In John 1:29, John the Baptist declared of Jesus, “Behold, the Lamb of God, who takes away the sin of the world.” John the Baptist also said of Jesus, “The strap of whose sandal I am not worthy to untie” (John 1:27), and, “I need to be baptized by you, and do you come to me?” (Matthew 3:14). John the Baptist recognized Jesus to be the Messiah and had faith in Him.
In our weekend services we are going through a series called Seeking. We are studying six different spiritual disciplines which help us to tune into the Holy Spirit and know better the heart of God. I don’t know one Christian who would come across disciplines such as prayer, service, confession, etc. and not admit that these have valuable places in our lives. As believers, we recognize the importance and perhaps even the power of these practices in our faith.
There have been times and seasons where I’ve practiced spiritual disciplines and I’ve felt that God wasn’t coming through. I was approaching prayer with an attitude that said, ‘I’m giving you this time in prayer, God, and I expect you to clearly do something in my life as a result.’ The trouble is that I had an idea as to how or what God was going to do. I had tunnel vision. The truth was, I had an end result in mind, and I was praying for God to match that. I felt that I was tuning into God. I was seeking Him. And, yet I still walked away unmoved.

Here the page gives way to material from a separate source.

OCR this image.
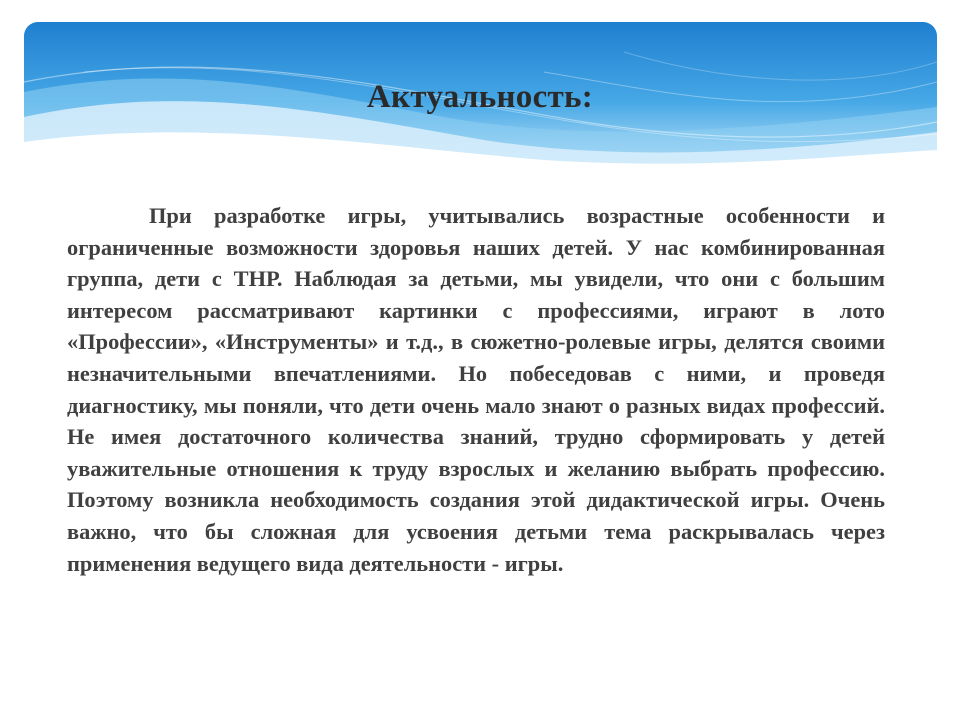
Актуальность:
При разработке игры, учитывались возрастные особенности и ограниченные возможности здоровья наших детей. У нас комбинированная группа, дети с ТНР. Наблюдая за детьми, мы увидели, что они с большим интересом рассматривают картинки с профессиями, играют в лото «Профессии», «Инструменты» и т.д., в сюжетно-ролевые игры, делятся своими незначительными впечатлениями. Но побеседовав с ними, и проведя диагностику, мы поняли, что дети очень мало знают о разных видах профессий. Не имея достаточного количества знаний, трудно сформировать у детей уважительные отношения к труду взрослых и желанию выбрать профессию. Поэтому возникла необходимость создания этой дидактической игры. Очень важно, что бы сложная для усвоения детьми тема раскрывалась через применения ведущего вида деятельности - игры.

I think I see this happen to John the Baptist, in a way. Jesus said this about John, “Truly, I say to you, among those born of women there has arisen no one greater than John the Baptist” (Matthew 11:11). John was the man! Jesus said so. John was the prophet and forerunner to Jesus himself. But look what happens a bit later into Jesus’s ministry. John is arrested and thrown into prison. It’s not turning out the way John had anticipated. The Messiah had come. Freedom had arrived! And John finds himself shackled to a prison floor. What the heck?! So, John sends his friends to ask Jesus an important question:
“Are you the one who is to come, or should we expect someone else?” -Matthew 11:2
Did you catch that? Jesus and John were close. They held each other in high regard. John has heard about the miraculous and powerful things Jesus is doing and saying. But he has his doubts. There is a veil between John and Jesus and John is blocked from seeing the truth about Jesus. And I think that describes a lot of Christians today. We believe in Jesus, but we are disappointed, disheartened, and some walk away from faith altogether when Jesus doesn’t appear to be who we thought he was.
Jesus answers John’s friends: 4 Jesus replied, “Go back and report to John what you hear and see: 5 The blind receive sight, the lame walk, those who have leprosy are cleansed, the deaf hear, the dead are raised, and the good news is proclaimed to the poor. 6 Blessed is anyone who does not stumble on account of me.” (Matthew 11:4-6). Jesus was fulfilling what the prophets had said the Messiah would do. He is trustworthy. He’s the real deal.
Jesus’s answer to John is his response to our seeking as well: Go and see what God has promised in his Word to do for you. Read it. Internalize it. Then, seek God out and trust him to do for you what he has promised all along.
What expectations of God do you have that are working to veil your relationship with him? Are you only seeking him to do the things you want him to do or are you seeking to know more of his will, his mission, and his promises?
There is much happening at White Oak right now and much more that is coming. I want to be a Church who is seeking God’s power and His will to do the things he has commissioned us to do (help the poor and needy, make disciples, proclaim the good news, prioritize his passions, advance his Church, etc.).
Email me if you want to know more about leading others in a discipleship relationship, serving in our community, or serving other Christians in ministry.
Would you join me in seeking God in those things? Be aware. When you do the Spirit of God will move in and through you in ways that you might not expect. It will probably be uncomfortable. It will cost you something. Remove the veil.